2. Many of the works we’ve read this semester have engaged with themes of violence, pain, and
suffering in creative and unconventional ways. Choose ONE of these texts and talk about how its
author uses imagery—be it poetic imagery or visual images—to represent violence, pain,
suffering, etc. Support and illustrate your claims by providing textual examples and by closereading direct quotations from the text. You might wish to consider one or more of the
following questions when preparing your response: What ideas and meanings are evoked by
these images of violence, pain, and/or suffering? How does the author use imagery to add a
depth of meaning and feeling to the otherwise direct representation of violence, pain, and/or
suffering? And how do these images communicate meanings and ideas related to the central
themes and issues of the text in which they appear?

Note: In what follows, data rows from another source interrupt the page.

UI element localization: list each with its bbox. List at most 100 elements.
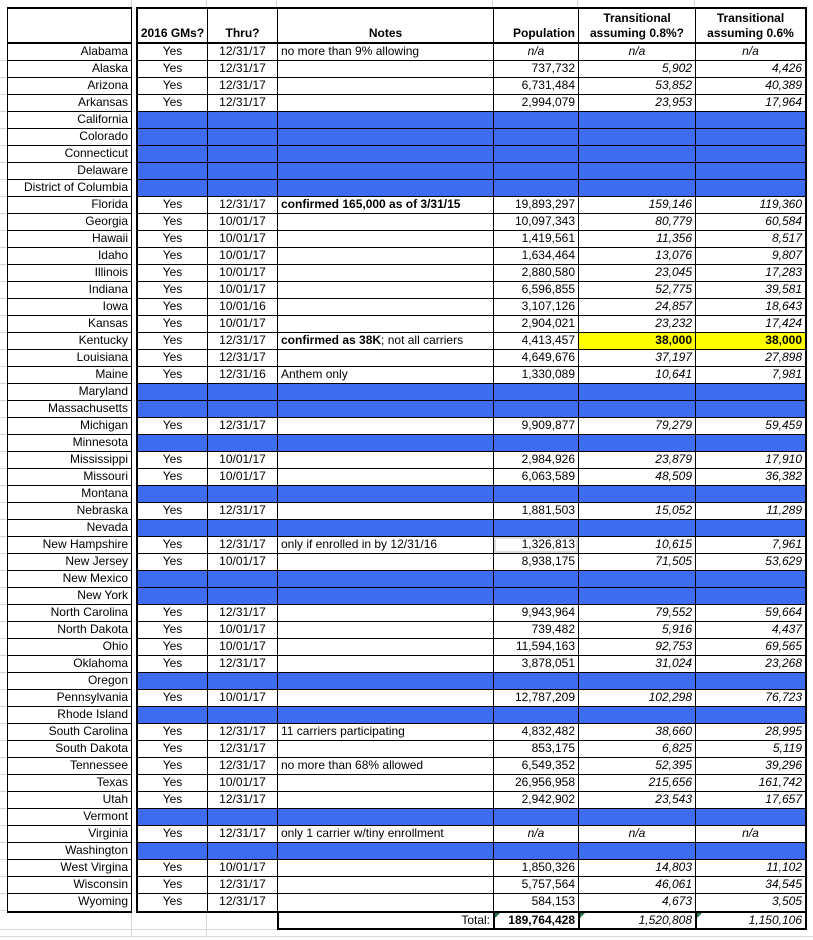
cell-transitional-0.8[interactable]: 38,660: [579, 724, 696, 741]
cell-transitional-0.6[interactable]: 27,898: [696, 350, 805, 367]
cell-state[interactable]: Wisconsin: [8, 877, 131, 894]
cell-transitional-0.8[interactable]: [579, 571, 696, 588]
cell-notes[interactable]: [278, 95, 494, 112]
cell-2016-gms[interactable]: Yes: [138, 877, 208, 894]
cell-population[interactable]: [494, 673, 579, 690]
cell-thru[interactable]: [208, 401, 278, 418]
cell-state[interactable]: Arkansas: [8, 95, 131, 112]
cell-transitional-0.8[interactable]: 37,197: [579, 350, 696, 367]
cell-transitional-0.6[interactable]: 59,664: [696, 605, 805, 622]
cell-population[interactable]: 26,956,958: [494, 775, 579, 792]
cell-population[interactable]: 12,787,209: [494, 690, 579, 707]
cell-transitional-0.8[interactable]: 13,076: [579, 248, 696, 265]
cell-2016-gms[interactable]: Yes: [138, 639, 208, 656]
cell-transitional-0.8[interactable]: 23,953: [579, 95, 696, 112]
cell-notes[interactable]: [278, 860, 494, 877]
total-t6-cell[interactable]: 1,150,106: [697, 913, 805, 928]
cell-state[interactable]: Oklahoma: [8, 656, 131, 673]
cell-notes[interactable]: [278, 792, 494, 809]
cell-transitional-0.6[interactable]: 69,565: [696, 639, 805, 656]
cell-population[interactable]: 19,893,297: [494, 197, 579, 214]
cell-notes[interactable]: [278, 180, 494, 197]
cell-2016-gms[interactable]: Yes: [138, 282, 208, 299]
cell-transitional-0.6[interactable]: [696, 571, 805, 588]
cell-transitional-0.6[interactable]: [696, 843, 805, 860]
cell-2016-gms[interactable]: Yes: [138, 350, 208, 367]
cell-thru[interactable]: [208, 707, 278, 724]
cell-population[interactable]: [494, 588, 579, 605]
cell-transitional-0.6[interactable]: 3,505: [771, 894, 802, 908]
cell-notes[interactable]: [278, 231, 494, 248]
cell-2016-gms[interactable]: Yes: [138, 656, 208, 673]
cell-transitional-0.6[interactable]: 161,742: [696, 775, 805, 792]
cell-2016-gms[interactable]: [138, 843, 208, 860]
cell-state[interactable]: Idaho: [8, 248, 131, 265]
cell-notes[interactable]: [278, 248, 494, 265]
cell-2016-gms[interactable]: [138, 520, 208, 537]
cell-2016-gms[interactable]: Yes: [138, 61, 208, 78]
cell-state[interactable]: Pennsylvania: [8, 690, 131, 707]
cell-2016-gms[interactable]: [138, 707, 208, 724]
cell-thru[interactable]: [208, 809, 278, 826]
cell-2016-gms[interactable]: Yes: [138, 418, 208, 435]
cell-transitional-0.8[interactable]: 11,356: [579, 231, 696, 248]
cell-population[interactable]: [494, 435, 579, 452]
cell-notes[interactable]: [278, 146, 494, 163]
cell-2016-gms[interactable]: Yes: [138, 197, 208, 214]
cell-2016-gms[interactable]: Yes: [138, 503, 208, 520]
cell-transitional-0.8[interactable]: 24,857: [579, 299, 696, 316]
cell-state[interactable]: Kansas: [8, 316, 131, 333]
cell-transitional-0.8[interactable]: 71,505: [579, 554, 696, 571]
cell-state[interactable]: South Carolina: [8, 724, 131, 741]
cell-population[interactable]: 4,413,457: [494, 333, 579, 350]
cell-thru[interactable]: 10/01/17: [208, 316, 278, 333]
cell-transitional-0.8[interactable]: 15,052: [579, 503, 696, 520]
cell-population[interactable]: 2,942,902: [494, 792, 579, 809]
cell-population[interactable]: [494, 486, 579, 503]
cell-notes[interactable]: [278, 418, 494, 435]
cell-population[interactable]: 1,330,089: [494, 367, 579, 384]
cell-notes[interactable]: [278, 503, 494, 520]
cell-transitional-0.6[interactable]: [696, 401, 805, 418]
cell-thru[interactable]: [208, 180, 278, 197]
cell-thru[interactable]: 10/01/17: [208, 214, 278, 231]
cell-population[interactable]: 6,596,855: [494, 282, 579, 299]
header-transitional-0.6[interactable]: Transitional assuming 0.6%: [696, 9, 805, 42]
cell-notes[interactable]: [278, 282, 494, 299]
cell-notes[interactable]: only if enrolled in by 12/31/16: [278, 537, 494, 554]
cell-state[interactable]: Florida: [8, 197, 131, 214]
cell-notes[interactable]: confirmed as 38K; not all carriers: [278, 333, 494, 350]
cell-thru[interactable]: 10/01/17: [208, 860, 278, 877]
cell-thru[interactable]: 12/31/17: [208, 418, 278, 435]
cell-thru[interactable]: 12/31/16: [208, 367, 278, 384]
cell-2016-gms[interactable]: Yes: [138, 792, 208, 809]
cell-notes[interactable]: [278, 469, 494, 486]
cell-population[interactable]: 11,594,163: [494, 639, 579, 656]
cell-2016-gms[interactable]: Yes: [138, 316, 208, 333]
cell-population[interactable]: [494, 401, 579, 418]
cell-transitional-0.6[interactable]: 17,910: [696, 452, 805, 469]
cell-2016-gms[interactable]: Yes: [138, 622, 208, 639]
cell-transitional-0.8[interactable]: 38,000: [579, 333, 696, 350]
cell-thru[interactable]: [208, 146, 278, 163]
cell-notes[interactable]: [278, 588, 494, 605]
cell-transitional-0.8[interactable]: [579, 843, 696, 860]
cell-transitional-0.6[interactable]: n/a: [696, 44, 805, 61]
cell-thru[interactable]: [208, 571, 278, 588]
cell-population[interactable]: 10,097,343: [494, 214, 579, 231]
cell-thru[interactable]: 12/31/17: [208, 537, 278, 554]
cell-notes[interactable]: [278, 775, 494, 792]
cell-transitional-0.8[interactable]: 10,641: [579, 367, 696, 384]
cell-2016-gms[interactable]: [138, 129, 208, 146]
cell-notes[interactable]: no more than 68% allowed: [278, 758, 494, 775]
cell-population[interactable]: 6,063,589: [494, 469, 579, 486]
cell-thru[interactable]: 12/31/17: [208, 877, 278, 894]
cell-transitional-0.6[interactable]: [696, 435, 805, 452]
header-notes[interactable]: Notes: [278, 9, 494, 42]
cell-notes[interactable]: [278, 163, 494, 180]
cell-2016-gms[interactable]: Yes: [138, 248, 208, 265]
cell-thru[interactable]: 12/31/17: [208, 724, 278, 741]
cell-2016-gms[interactable]: [138, 384, 208, 401]
cell-thru[interactable]: 12/31/17: [208, 197, 278, 214]
cell-notes[interactable]: [278, 61, 494, 78]
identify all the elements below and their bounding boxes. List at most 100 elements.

3. Many of the texts we’ve read this year depict characters who are lonely, isolated, and/or
detached from a broader society or kinship group. Choose ONE of these texts and examine how
it explores the theme of loneliness, isolation, and/or detachment. Support and illustrate your
claims with examples and direct quotations from the text. Focus on representations of
loneliness/isolation/detachment and identify the reason for the character’s condition.
Moreover, discuss how the issue of loneliness/isolation/detachment is resolved in the text. If
the issue is not resolved, identify the reason for this and explain what this failure tells us about
the characters and the world in which they live.